As I explored potential avenues, I developed a passion for our clients and the impact that HME had on their lives. It was complete serendipity, but it became clear the calling I was seeking was already in front of me. I was fortunate to have supportive leaders around me at the time who were willing to offer a career path. I took on advancing leadership roles and responsibilities over time as that company’s needs evolved, working in administrative leadership, account management, business development and operations. In 2020, I made the decision to work with a smaller organization and was given an opportunity to lead Reliable Medical, which has been the absolute highlight of my career.
HOMECARE: How do you feel about being named HME Woman of the Year?
STEVENS: I’m not particularly desirous of attention, but if I’m going to receive recognition, I’m proud that it is for working hard in an industry that I love. There are so many incredible people contributing to the HME space. Each of the women nominated—and so many who were not—are every bit as deserving of the honor. To have been nominated by my team and selected by my mentors and peers is appreciated, but there’s still so much to be done and I don’t want to linger too long on the flattery. The real reward is a career that sincerely feels like a calling, a team that feels like family and work that hasn’t felt like a “job” in years.
HOMECARE: Any advice for young women interested in the HME industry?
STEVENS: Women make up the majority of the health care workforce and are the primary health care decision-makers in the home. It is only natural that female leaders be attracted to homecare and HME. By the nature of what we do, this is an industry in critical need of empathetic and supportive leaders of any gender, but I believe that those traits are very accessible to female leaders. I often give the advice that young people who have an interest in leadership, especially women, should lean into their natural qualities and instincts rather than look to following archetypes. This is a changing industry and a changing workforce, and the perspectives of a diverse group of leaders is increasingly important.
HOMECARE: What do you think is the biggest hurdle for HME providers in the coming year? Why? How do providers meet that challenge?
STEVENS: Despite the mounting operational and market challenges catalyzed by the pandemic, our greatest opportunity remains with improving the funding model. Educating legislators, policymakers, medical directors, utilization managers and the like on health outcomes, the service element of HME and a more sustainable funding model is imperative. Pandemic challenges have forced conversation and change that has made organizations more efficient, more flexible and less change resistant. We’re better for what we’ve been through. I remain optimistic that we can use this opportunity as an industry to collectively influence policy and reimbursement for the better as well.
HOMECARE: What does the future of HME look like to you?
STEVENS: We’ve all seen the statistics on an aging population and emerging health care delivery models, which I believe will continue to push the HME industry to provide best-in-class solutions. As a result of COVID-19 and the shifts to less acute care settings, I believe that HME providers will have to win customers and market share on service and product availability as opposed to sheer size. Both customers and funding sources will continue to expect HME providers to be true partners in care, committed to improving overall health outcomes and reducing unnecessary cost in the system.

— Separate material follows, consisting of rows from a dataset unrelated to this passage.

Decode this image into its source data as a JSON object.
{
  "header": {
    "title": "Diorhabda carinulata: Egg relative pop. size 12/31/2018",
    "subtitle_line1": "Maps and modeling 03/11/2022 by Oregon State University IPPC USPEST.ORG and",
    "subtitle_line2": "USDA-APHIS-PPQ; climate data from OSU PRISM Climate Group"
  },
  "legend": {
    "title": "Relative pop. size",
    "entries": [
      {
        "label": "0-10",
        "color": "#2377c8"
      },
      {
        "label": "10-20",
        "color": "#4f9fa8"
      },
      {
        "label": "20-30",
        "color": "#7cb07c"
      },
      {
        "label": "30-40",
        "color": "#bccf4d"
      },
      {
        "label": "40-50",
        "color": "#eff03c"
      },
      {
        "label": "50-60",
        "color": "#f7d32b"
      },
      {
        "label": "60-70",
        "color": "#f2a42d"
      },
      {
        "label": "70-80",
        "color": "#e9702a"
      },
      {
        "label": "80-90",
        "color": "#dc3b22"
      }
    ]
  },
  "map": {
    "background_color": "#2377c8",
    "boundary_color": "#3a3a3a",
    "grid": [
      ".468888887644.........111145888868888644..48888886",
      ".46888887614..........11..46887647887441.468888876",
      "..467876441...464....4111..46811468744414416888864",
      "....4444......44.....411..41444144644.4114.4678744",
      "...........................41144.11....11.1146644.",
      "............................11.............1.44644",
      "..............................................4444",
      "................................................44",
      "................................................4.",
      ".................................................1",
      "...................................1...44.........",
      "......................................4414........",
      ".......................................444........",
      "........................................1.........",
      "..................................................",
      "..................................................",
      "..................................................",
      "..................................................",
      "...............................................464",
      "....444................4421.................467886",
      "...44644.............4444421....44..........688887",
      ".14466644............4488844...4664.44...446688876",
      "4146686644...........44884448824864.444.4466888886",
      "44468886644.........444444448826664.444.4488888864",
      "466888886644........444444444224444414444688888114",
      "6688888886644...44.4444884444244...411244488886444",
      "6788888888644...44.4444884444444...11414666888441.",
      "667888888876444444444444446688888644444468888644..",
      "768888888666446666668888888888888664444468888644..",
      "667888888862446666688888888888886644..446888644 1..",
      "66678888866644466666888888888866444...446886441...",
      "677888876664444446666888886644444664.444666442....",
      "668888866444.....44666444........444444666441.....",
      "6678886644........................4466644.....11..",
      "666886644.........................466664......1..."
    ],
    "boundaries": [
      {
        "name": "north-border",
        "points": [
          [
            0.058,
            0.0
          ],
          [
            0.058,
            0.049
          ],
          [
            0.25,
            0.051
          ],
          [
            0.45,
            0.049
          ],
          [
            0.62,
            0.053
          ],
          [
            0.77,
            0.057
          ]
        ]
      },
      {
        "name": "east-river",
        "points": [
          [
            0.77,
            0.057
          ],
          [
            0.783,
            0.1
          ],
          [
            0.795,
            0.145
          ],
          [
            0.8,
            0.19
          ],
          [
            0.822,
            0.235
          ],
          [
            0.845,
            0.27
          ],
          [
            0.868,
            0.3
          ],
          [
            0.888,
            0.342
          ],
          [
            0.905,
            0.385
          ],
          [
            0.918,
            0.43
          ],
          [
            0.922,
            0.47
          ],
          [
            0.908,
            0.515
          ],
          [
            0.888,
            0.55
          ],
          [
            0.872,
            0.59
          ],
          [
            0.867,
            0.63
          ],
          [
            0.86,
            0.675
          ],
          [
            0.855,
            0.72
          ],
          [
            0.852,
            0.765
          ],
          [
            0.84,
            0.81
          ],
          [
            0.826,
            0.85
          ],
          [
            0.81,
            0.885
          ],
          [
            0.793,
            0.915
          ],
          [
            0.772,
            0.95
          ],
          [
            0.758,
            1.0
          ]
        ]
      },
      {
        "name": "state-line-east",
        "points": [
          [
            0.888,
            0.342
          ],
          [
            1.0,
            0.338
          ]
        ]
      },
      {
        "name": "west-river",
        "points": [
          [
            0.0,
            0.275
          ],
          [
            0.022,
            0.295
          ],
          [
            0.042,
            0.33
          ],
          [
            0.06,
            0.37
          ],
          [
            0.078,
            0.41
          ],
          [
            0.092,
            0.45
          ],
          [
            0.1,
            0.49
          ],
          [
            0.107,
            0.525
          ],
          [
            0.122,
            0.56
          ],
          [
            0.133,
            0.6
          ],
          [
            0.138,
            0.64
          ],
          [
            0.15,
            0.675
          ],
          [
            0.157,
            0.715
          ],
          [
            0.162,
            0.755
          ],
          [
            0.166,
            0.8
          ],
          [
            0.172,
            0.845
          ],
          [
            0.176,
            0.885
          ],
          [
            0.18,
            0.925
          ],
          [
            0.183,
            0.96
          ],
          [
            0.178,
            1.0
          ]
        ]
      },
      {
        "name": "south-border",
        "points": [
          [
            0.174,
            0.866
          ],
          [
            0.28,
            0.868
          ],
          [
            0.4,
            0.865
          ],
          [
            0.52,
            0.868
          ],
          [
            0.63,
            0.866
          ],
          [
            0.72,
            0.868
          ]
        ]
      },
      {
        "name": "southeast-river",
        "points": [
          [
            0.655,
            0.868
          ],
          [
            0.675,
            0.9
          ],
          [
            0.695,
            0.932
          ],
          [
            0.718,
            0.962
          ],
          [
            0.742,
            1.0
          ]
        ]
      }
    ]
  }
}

In the past, consolidation in the HME industry was driven by a bigger-is-better approach, with several high-profile examples challenging that narrative. At Reliable, we believe that growing intentionally will allow us to prioritize our customers, meet our payers’ expectations, and provide a healthy and rewarding working environment. Over the past two years it has been refreshing to meet other like-minded leaders who are committed to the HME industry and all of the individuals who continue to serve it. I believe that these leaders will continue to build amazing solutions for HME customers while continuing to attract passionate talent to their organizations—which ultimately will allow our industry to adapt to the market’s needs.